Mukhtar Ablyazov, a former Kazakh energy minister and onetime chairman of BTA Bank, has been jailed since police special forces seized him at a home on the French Riviera last summer.

Russia and Ukraine, which both have BTA branches, sought Ablyazov on allegations he siphoned off billions from the bank. Ablyazov, who was one of the world's richest men as BTA's chairman, had turned against his former patron, Kazakh President Nursultan Nazarbayev, and was using at least part of his wealth to bankroll the opposition against the man who has ruled since 1989.

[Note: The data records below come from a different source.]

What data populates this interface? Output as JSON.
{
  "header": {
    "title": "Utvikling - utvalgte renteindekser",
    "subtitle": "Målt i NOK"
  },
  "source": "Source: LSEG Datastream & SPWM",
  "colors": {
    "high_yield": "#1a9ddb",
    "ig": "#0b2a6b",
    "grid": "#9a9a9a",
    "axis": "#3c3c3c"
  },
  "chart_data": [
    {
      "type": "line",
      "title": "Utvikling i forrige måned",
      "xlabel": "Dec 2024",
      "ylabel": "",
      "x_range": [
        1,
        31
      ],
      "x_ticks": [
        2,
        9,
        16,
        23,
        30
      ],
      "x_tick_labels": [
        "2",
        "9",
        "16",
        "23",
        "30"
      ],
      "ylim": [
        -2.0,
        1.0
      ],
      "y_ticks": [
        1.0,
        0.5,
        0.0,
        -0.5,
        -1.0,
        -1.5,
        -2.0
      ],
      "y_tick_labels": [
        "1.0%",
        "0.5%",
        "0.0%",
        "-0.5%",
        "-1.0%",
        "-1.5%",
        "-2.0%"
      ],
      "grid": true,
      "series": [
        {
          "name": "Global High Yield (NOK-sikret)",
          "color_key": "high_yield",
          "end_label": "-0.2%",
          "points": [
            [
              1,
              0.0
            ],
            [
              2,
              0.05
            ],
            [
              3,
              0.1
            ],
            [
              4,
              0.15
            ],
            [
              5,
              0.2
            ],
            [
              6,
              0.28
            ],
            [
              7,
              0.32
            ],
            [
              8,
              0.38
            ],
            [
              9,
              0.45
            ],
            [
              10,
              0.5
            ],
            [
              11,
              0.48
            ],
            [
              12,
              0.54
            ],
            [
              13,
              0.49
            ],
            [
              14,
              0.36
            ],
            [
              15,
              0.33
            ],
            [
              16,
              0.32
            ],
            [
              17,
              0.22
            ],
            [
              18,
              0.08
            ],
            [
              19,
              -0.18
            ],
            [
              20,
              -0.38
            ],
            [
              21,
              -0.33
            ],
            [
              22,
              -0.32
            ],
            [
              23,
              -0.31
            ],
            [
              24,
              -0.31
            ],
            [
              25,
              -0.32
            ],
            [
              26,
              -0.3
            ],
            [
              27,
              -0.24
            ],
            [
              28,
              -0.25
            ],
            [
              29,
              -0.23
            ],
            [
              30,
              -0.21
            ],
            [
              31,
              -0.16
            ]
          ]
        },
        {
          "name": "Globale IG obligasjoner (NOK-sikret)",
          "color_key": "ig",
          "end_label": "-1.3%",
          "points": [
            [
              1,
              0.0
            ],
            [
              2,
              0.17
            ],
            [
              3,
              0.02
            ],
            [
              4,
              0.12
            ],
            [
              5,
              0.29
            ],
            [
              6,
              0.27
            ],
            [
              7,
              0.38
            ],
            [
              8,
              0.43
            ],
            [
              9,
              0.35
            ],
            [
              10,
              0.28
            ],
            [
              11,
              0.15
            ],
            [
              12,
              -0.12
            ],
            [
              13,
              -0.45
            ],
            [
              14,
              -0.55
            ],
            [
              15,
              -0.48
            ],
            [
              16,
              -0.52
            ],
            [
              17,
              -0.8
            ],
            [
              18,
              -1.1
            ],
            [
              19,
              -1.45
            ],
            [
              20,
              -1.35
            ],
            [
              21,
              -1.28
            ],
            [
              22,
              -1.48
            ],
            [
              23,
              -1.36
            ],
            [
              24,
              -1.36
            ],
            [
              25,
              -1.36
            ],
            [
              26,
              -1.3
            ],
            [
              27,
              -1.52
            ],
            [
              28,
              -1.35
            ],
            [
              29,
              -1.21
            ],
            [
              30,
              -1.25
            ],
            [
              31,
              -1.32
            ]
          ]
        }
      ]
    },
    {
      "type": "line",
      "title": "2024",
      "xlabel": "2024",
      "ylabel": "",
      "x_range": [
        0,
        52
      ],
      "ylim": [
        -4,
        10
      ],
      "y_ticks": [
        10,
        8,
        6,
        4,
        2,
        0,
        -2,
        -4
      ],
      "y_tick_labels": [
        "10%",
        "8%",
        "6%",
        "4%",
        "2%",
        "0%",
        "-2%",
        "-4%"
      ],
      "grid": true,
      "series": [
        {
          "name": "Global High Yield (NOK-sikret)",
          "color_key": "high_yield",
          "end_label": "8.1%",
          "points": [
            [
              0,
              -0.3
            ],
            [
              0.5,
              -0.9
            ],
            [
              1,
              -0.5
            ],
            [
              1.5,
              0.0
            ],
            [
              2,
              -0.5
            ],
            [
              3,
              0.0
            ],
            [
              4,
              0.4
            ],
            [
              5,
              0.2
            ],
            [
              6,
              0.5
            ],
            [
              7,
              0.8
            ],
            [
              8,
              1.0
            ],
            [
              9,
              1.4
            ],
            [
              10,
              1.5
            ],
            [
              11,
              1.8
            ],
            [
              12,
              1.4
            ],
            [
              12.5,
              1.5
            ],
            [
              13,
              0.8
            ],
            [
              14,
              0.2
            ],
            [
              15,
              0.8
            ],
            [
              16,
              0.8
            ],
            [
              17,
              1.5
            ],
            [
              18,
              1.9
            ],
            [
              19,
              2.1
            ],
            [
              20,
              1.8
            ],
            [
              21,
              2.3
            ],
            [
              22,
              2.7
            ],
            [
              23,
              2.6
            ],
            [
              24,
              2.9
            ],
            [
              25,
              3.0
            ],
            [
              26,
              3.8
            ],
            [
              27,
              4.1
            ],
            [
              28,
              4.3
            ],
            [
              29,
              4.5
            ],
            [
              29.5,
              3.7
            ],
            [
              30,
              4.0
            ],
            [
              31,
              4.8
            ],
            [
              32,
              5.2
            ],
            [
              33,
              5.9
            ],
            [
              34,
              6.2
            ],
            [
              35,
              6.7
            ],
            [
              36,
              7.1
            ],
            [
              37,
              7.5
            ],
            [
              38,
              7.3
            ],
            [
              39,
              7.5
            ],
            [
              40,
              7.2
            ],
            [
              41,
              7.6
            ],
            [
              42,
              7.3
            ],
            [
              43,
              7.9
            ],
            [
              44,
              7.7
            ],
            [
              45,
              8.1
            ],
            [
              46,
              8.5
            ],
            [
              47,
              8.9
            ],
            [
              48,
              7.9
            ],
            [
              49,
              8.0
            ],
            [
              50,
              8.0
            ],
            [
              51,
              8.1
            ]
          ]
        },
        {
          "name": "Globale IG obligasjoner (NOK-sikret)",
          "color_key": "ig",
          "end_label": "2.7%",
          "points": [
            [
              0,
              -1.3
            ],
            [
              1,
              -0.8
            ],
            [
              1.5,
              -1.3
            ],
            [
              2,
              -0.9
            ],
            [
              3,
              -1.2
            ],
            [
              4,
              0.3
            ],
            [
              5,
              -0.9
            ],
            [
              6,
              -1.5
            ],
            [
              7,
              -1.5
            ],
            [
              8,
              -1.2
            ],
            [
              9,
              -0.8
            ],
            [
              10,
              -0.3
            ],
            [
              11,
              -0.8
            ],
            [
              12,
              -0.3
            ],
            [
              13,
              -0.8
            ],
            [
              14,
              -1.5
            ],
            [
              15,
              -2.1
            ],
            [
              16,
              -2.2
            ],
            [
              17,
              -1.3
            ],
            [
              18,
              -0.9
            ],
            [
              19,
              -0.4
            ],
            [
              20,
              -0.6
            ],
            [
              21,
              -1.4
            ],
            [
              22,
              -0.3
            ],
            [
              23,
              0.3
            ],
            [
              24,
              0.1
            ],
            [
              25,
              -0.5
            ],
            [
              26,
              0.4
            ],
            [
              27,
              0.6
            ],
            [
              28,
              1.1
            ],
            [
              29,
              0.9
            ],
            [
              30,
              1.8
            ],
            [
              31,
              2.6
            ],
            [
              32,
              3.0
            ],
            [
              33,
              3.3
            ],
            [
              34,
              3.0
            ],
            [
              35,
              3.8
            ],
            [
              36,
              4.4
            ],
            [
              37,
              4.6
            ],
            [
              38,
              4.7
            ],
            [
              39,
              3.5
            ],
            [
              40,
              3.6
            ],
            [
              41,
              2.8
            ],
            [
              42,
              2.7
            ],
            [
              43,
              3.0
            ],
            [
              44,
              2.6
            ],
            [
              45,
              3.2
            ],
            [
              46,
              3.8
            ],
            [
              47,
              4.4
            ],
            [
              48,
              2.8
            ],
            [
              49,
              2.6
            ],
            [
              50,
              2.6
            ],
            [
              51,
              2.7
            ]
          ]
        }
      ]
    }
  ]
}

He ultimately received asylum in Britain in 2011. The bank says there's at least $6 billion missing and accuses Ablyazov of misappropriating the money. Ablyazov denies the allegations. In his absence, BTA has won multiple judgments against him in British courts, and he fled after he was convicted of contempt of court there.

Ablyazov's lawyers appealed a French judge's decision in January approving his extradition to Russia and Ukraine. Peter Sahlas, his lawyer, said the ruling was thrown out Wednesday and the case would be sent to a different court.

"We have a fresh start," Sahlas said.

Antonin Levy, a lawyer for BTA, said Wednesday's decision was procedural.

"After British justice, it's now the turn of France to recognize the massive fraud committed by Mr. Ablyazov toward the bank," Levy said in a statement.

Kazakhstan has no extradition treaty with France. But Ablyazov's family and lawyers say they fear he will ultimately be returned to his homeland via Russia or Ukraine, which do have extradition deals with Kazakhstan.